After the boring Hell of Europe in the fifties, New York smelled like Paradise, One could spend nights sitting to Thelonius Monk playing his Nietzschian piano at the Village Gate; one could walk down Canal Street (Shangri La!) with Ted Joans, buy a real metal bomb (which I used in my BOMB! Mr. America sculpture) and carry it back on the subway; one could share a small studio on 10th Street with (now dead) Haitian artist Jacques Gabriel; one could dine with Duchamp and Huelsenbeck, Tinguely and Johanna; one could meet Ginsberg, Corso, Leroy Jones (now Amiri Baraka), Franz Kline or Bob Rauschenberg at the Cedar Tavern; one could do readings at the Living Theatre or participate in Oldenburg's Happenings; one could spend days with Sam Goodman sifting thru the 42nd Street Girlie Magazine stores to find the right ones to use as collage material for our American-reality sandwiches (such as I did for my "New York School" and "Bomb and Shelter" series); one could make movies with Jonas Mekas and walk from one end of the city to another as Rousseau walked across the Alps to Venice.
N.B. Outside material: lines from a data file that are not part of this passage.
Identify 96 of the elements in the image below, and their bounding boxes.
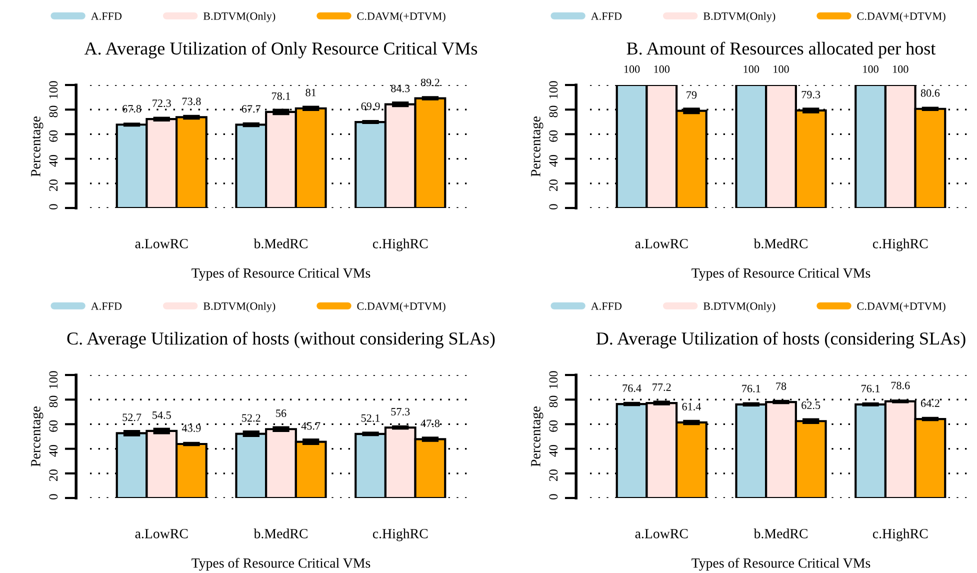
data-label: 100 — [624, 65, 640, 73]
data-label: 45.7 — [301, 422, 320, 430]
y-tick-label: 20 — [49, 180, 58, 192]
y-tick-label: 100 — [549, 371, 558, 388]
x-tick-label: b.MedRC — [754, 238, 808, 248]
y-tick-label: 0 — [49, 494, 58, 500]
legend-label: A.FFD — [590, 12, 622, 20]
x-tick-label: b.MedRC — [254, 528, 308, 538]
data-label: 72.3 — [152, 100, 171, 108]
data-label: 100 — [774, 65, 789, 73]
y-tick-label: 60 — [49, 130, 58, 142]
x-tick-label: b.MedRC — [254, 238, 308, 248]
y-tick-label: 40 — [49, 444, 58, 457]
y-tick-label: 60 — [549, 420, 558, 432]
data-label: 79 — [686, 91, 697, 99]
data-label: 84.3 — [391, 84, 410, 92]
data-label: 67.7 — [242, 105, 261, 113]
y-tick-label: 100 — [49, 81, 58, 98]
x-tick-label: a.LowRC — [635, 528, 688, 538]
x-tick-label: c.HighRC — [872, 238, 928, 252]
x-tick-label: c.HighRC — [372, 528, 428, 542]
data-label: 64.2 — [920, 399, 940, 407]
legend-label: C.DAVM(+DTVM) — [857, 302, 946, 312]
y-tick-label: 40 — [49, 154, 58, 167]
legend-label: C.DAVM(+DTVM) — [357, 12, 446, 22]
legend-label: B.DTVM(Only) — [203, 302, 276, 312]
chart-title: A. Average Utilization of Only Resource Critical VMs — [84, 42, 478, 58]
data-label: 76.1 — [862, 384, 880, 392]
chart-title: B. Amount of Resources allocated per host — [626, 42, 936, 58]
y-tick-label: 60 — [49, 420, 58, 432]
data-label: 62.5 — [802, 402, 820, 410]
data-label: 52.2 — [242, 414, 260, 422]
x-axis-title: Types of Resource Critical VMs — [192, 558, 370, 571]
legend-label: C.DAVM(+DTVM) — [357, 302, 446, 312]
y-tick-label: 40 — [549, 444, 558, 457]
chart-title: D. Average Utilization of hosts (considering SLAs) — [596, 332, 966, 348]
legend-label: C.DAVM(+DTVM) — [857, 12, 946, 22]
data-label: 89.2 — [420, 78, 440, 86]
x-axis-title: Types of Resource Critical VMs — [192, 268, 370, 281]
data-label: 52.7 — [122, 414, 142, 422]
y-axis-title: Percentage — [531, 406, 544, 467]
y-tick-label: 80 — [549, 396, 558, 408]
data-label: 100 — [893, 65, 908, 73]
data-label: 76.1 — [742, 384, 760, 392]
data-label: 100 — [863, 65, 878, 73]
legend-label: A.FFD — [90, 12, 122, 20]
y-tick-label: 0 — [49, 204, 58, 210]
chart-title: C. Average Utilization of hosts (without considering SLAs) — [67, 332, 495, 348]
legend-label: A.FFD — [590, 302, 622, 310]
data-label: 73.8 — [182, 98, 201, 106]
data-label: 100 — [744, 65, 760, 73]
legend-label: B.DTVM(Only) — [203, 12, 276, 22]
data-label: 81 — [306, 88, 316, 96]
data-label: 52.1 — [361, 414, 380, 422]
y-tick-label: 80 — [49, 106, 58, 118]
x-tick-label: a.LowRC — [635, 238, 688, 248]
data-label: 78.6 — [891, 382, 910, 390]
legend-label: B.DTVM(Only) — [703, 302, 776, 312]
y-tick-label: 100 — [49, 371, 58, 388]
data-label: 56 — [276, 410, 286, 418]
y-tick-label: 60 — [549, 130, 558, 142]
data-label: 80.6 — [920, 89, 940, 97]
data-label: 78 — [776, 382, 786, 390]
y-tick-label: 0 — [549, 204, 558, 210]
data-label: 61.4 — [682, 402, 702, 410]
y-axis-title: Percentage — [31, 116, 44, 177]
data-label: 43.9 — [182, 424, 201, 432]
y-tick-label: 0 — [549, 494, 558, 500]
x-axis-title: Types of Resource Critical VMs — [692, 558, 870, 571]
y-axis-title: Percentage — [31, 406, 44, 467]
data-label: 79.3 — [802, 90, 820, 98]
y-tick-label: 20 — [549, 470, 558, 482]
data-label: 67.8 — [122, 105, 142, 113]
legend-label: B.DTVM(Only) — [703, 12, 776, 22]
data-label: 57.3 — [391, 408, 410, 416]
y-tick-label: 80 — [549, 106, 558, 118]
y-tick-label: 100 — [549, 81, 558, 98]
x-tick-label: b.MedRC — [754, 528, 808, 538]
data-label: 77.2 — [652, 383, 671, 391]
x-tick-label: a.LowRC — [135, 238, 188, 248]
data-label: 100 — [654, 65, 670, 73]
data-label: 47.8 — [420, 420, 440, 428]
y-tick-label: 20 — [549, 180, 558, 192]
data-label: 76.4 — [622, 384, 642, 392]
x-tick-label: a.LowRC — [135, 528, 188, 538]
y-axis-title: Percentage — [531, 116, 544, 177]
x-tick-label: c.HighRC — [872, 528, 928, 542]
y-tick-label: 80 — [49, 396, 58, 408]
data-label: 54.5 — [152, 411, 171, 419]
y-tick-label: 20 — [49, 470, 58, 482]
x-axis-title: Types of Resource Critical VMs — [692, 268, 870, 281]
legend-label: A.FFD — [90, 302, 122, 310]
data-label: 78.1 — [272, 92, 290, 100]
y-tick-label: 40 — [549, 154, 558, 167]
x-tick-label: c.HighRC — [372, 238, 428, 252]
data-label: 69.9 — [361, 102, 380, 110]
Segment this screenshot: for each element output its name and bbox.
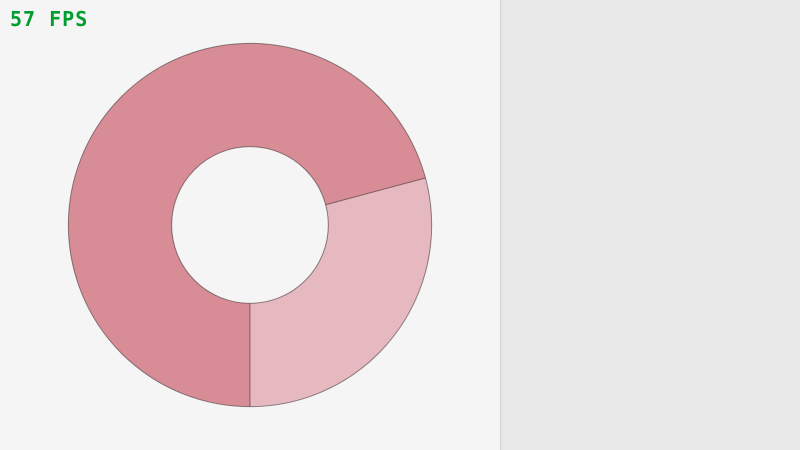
ring-radial-line-start	[325, 177, 426, 206]
ring-single-pass-fill	[250, 177, 432, 407]
ring-outline-inner	[171, 146, 329, 304]
control-panel: StartAngle -255.00 EndAngle 360.00 Inner…	[500, 0, 800, 450]
ring-outline-outer	[67, 42, 433, 408]
fps-counter: 57 FPS	[10, 7, 89, 31]
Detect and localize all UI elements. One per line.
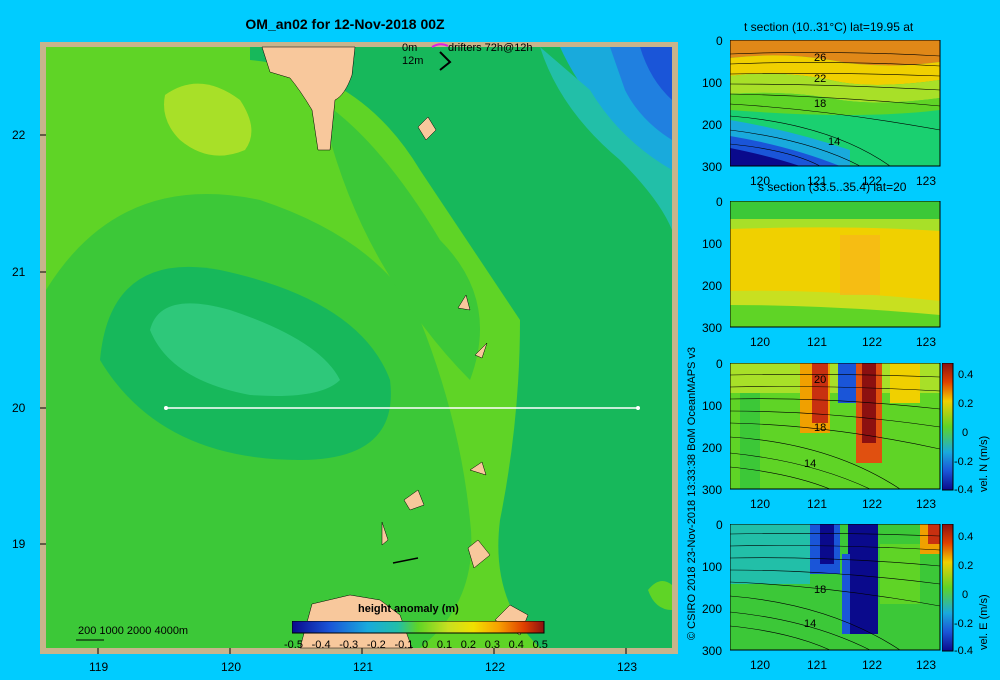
colorbar-tick: 0.2 bbox=[460, 639, 477, 651]
s-section-title: s section (33.5..35.4) lat=20 bbox=[758, 180, 907, 194]
t-contour: 26 bbox=[814, 52, 827, 64]
lat-tick: 21 bbox=[12, 265, 26, 279]
drifter-12m-icon bbox=[439, 51, 452, 71]
drifters-label: drifters 72h@12h bbox=[448, 42, 533, 54]
n-contour: 20 bbox=[814, 374, 827, 386]
colorbar-tick: 0.5 bbox=[532, 639, 548, 651]
vel-tick: -0.2 bbox=[954, 456, 973, 468]
vel-tick: -0.4 bbox=[954, 645, 973, 657]
colorbar-title: height anomaly (m) bbox=[358, 603, 459, 615]
panel-lon-tick: 120 bbox=[750, 335, 771, 349]
vel-tick: -0.4 bbox=[954, 484, 973, 496]
lat-tick: 19 bbox=[12, 537, 26, 551]
depth-tick: 200 bbox=[702, 602, 723, 616]
e-contour: 14 bbox=[804, 618, 817, 630]
panel-lon-tick: 122 bbox=[862, 174, 883, 188]
depth-tick: 100 bbox=[702, 237, 723, 251]
depth-tick: 0 bbox=[716, 357, 723, 371]
panel-lon-tick: 120 bbox=[750, 658, 771, 672]
colorbar-tick: 0.4 bbox=[508, 639, 524, 651]
colorbar-tick: -0.2 bbox=[366, 639, 386, 651]
colorbar-tick: -0.4 bbox=[311, 639, 331, 651]
vel-tick: 0.2 bbox=[958, 560, 974, 572]
colorbar-tick: 0 bbox=[422, 639, 429, 651]
lon-tick: 119 bbox=[89, 660, 109, 674]
panel-lon-tick: 123 bbox=[916, 174, 937, 188]
main-map bbox=[40, 42, 678, 654]
t-section-panel bbox=[730, 40, 941, 167]
vel-e-colorbar bbox=[942, 524, 954, 652]
vel-tick: 0 bbox=[962, 589, 969, 601]
depth-tick: 300 bbox=[702, 644, 723, 658]
colorbar-ticks: -0.5 -0.4 -0.3 -0.2 -0.1 0 0.1 0.2 0.3 0… bbox=[284, 639, 548, 651]
lon-tick: 120 bbox=[221, 660, 242, 674]
taiwan-land bbox=[261, 46, 356, 151]
panel-lon-tick: 121 bbox=[807, 174, 828, 188]
vel-e-label: vel. E (m/s) bbox=[978, 594, 990, 650]
panel-lon-tick: 121 bbox=[807, 497, 828, 511]
panel-lon-tick: 120 bbox=[750, 497, 771, 511]
n-contour: 14 bbox=[804, 458, 817, 470]
depth-scale: 200 1000 2000 4000m bbox=[78, 625, 189, 637]
depth-tick: 100 bbox=[702, 560, 723, 574]
colorbar-tick: -0.5 bbox=[284, 639, 303, 651]
t-contour: 18 bbox=[814, 98, 827, 110]
panel-lon-tick: 120 bbox=[750, 174, 771, 188]
lat-tick: 20 bbox=[12, 401, 26, 415]
depth-tick: 200 bbox=[702, 441, 723, 455]
panel-lon-tick: 122 bbox=[862, 658, 883, 672]
s-section-panel bbox=[730, 201, 941, 328]
vel-tick: 0 bbox=[962, 427, 969, 439]
t-contour: 14 bbox=[828, 136, 841, 148]
lon-tick: 122 bbox=[485, 660, 506, 674]
depth-tick: 100 bbox=[702, 76, 723, 90]
vel-tick: -0.2 bbox=[954, 618, 973, 630]
colorbar-tick: -0.3 bbox=[339, 639, 359, 651]
depth-tick: 0 bbox=[716, 195, 723, 209]
depth-tick: 300 bbox=[702, 483, 723, 497]
panel-lon-tick: 123 bbox=[916, 497, 937, 511]
n-contour: 18 bbox=[814, 422, 827, 434]
panel-lon-tick: 121 bbox=[807, 658, 828, 672]
depth-tick: 0 bbox=[716, 34, 723, 48]
depth-tick: 200 bbox=[702, 118, 723, 132]
lat-tick: 22 bbox=[12, 128, 26, 142]
depth-tick: 300 bbox=[702, 321, 723, 335]
legend-12m: 12m bbox=[402, 55, 424, 67]
depth-tick: 100 bbox=[702, 399, 723, 413]
credit-text: © CSIRO 2018 23-Nov-2018 13:33:38 BoM Oc… bbox=[686, 346, 698, 640]
colorbar-tick: 0.1 bbox=[436, 639, 453, 651]
depth-tick: 0 bbox=[716, 518, 723, 532]
depth-tick: 300 bbox=[702, 160, 723, 174]
vel-n-label: vel. N (m/s) bbox=[978, 435, 990, 492]
vel-tick: 0.4 bbox=[958, 369, 974, 381]
vel-n-colorbar bbox=[942, 363, 954, 491]
lon-tick: 123 bbox=[617, 660, 638, 674]
vel-tick: 0.2 bbox=[958, 398, 974, 410]
panel-lon-tick: 121 bbox=[807, 335, 828, 349]
vel-tick: 0.4 bbox=[958, 531, 974, 543]
depth-tick: 200 bbox=[702, 279, 723, 293]
colorbar-tick: 0.3 bbox=[484, 639, 500, 651]
legend-0m: 0m bbox=[402, 42, 418, 54]
panel-lon-tick: 122 bbox=[862, 497, 883, 511]
colorbar-tick: -0.1 bbox=[394, 639, 414, 651]
vel-e-panel bbox=[730, 524, 941, 651]
t-section-title: t section (10..31°C) lat=19.95 at bbox=[744, 20, 914, 34]
vel-n-panel bbox=[730, 363, 941, 490]
panel-lon-tick: 122 bbox=[862, 335, 883, 349]
panel-lon-tick: 123 bbox=[916, 335, 937, 349]
map-title: OM_an02 for 12-Nov-2018 00Z bbox=[245, 16, 445, 32]
drifter-0m-icon bbox=[431, 43, 449, 48]
lon-tick: 121 bbox=[353, 660, 374, 674]
e-contour: 18 bbox=[814, 584, 827, 596]
height-colorbar bbox=[292, 621, 545, 634]
panel-lon-tick: 123 bbox=[916, 658, 937, 672]
t-contour: 22 bbox=[814, 73, 827, 85]
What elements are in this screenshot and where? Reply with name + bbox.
The Judson Church was where the anti-war and anti-racist activists met. It's basement was the perfect location for the Hall of Issues and the March Gallery, which were run mostly by Sam Goodman. They were completely different from the "normal" art world in that they were open to all that which the up-town dealers and museum directors were afraid of; screams of suffering, despair, insurrection.
Isn't that what every generation is obliged to do in order to survive: construct its own counter-institutions, its own instruments, its own space, its own language? It's not for me to say if NO!art is better - or worse - than that which it was reacting against. Is it strong stuff or weak stuff? Is it relevant or irrelevant today? Whatever the answers are we cannot be naive enough to hope that this art - or anti-art or NO!art -, can be "understood" or accepted. It still isn't (and, probably, never will be) the kind of chic and neutral merchandise affluent collectors hang on their dining room walls That's O.K. with me! Think about Pueblo Indian (New Mexico) sand-painting. Medicine men (i.e. "those who see") draw intricate sand compositions In color, creating, on the ground, sacred places for healing rituals. The magic works or it doesn't work, depending on the mental state of the individuals involved in the ritual. Anyway, sooner or later, a great wind win blow it all away.
So, take a look, a good look, while you still can.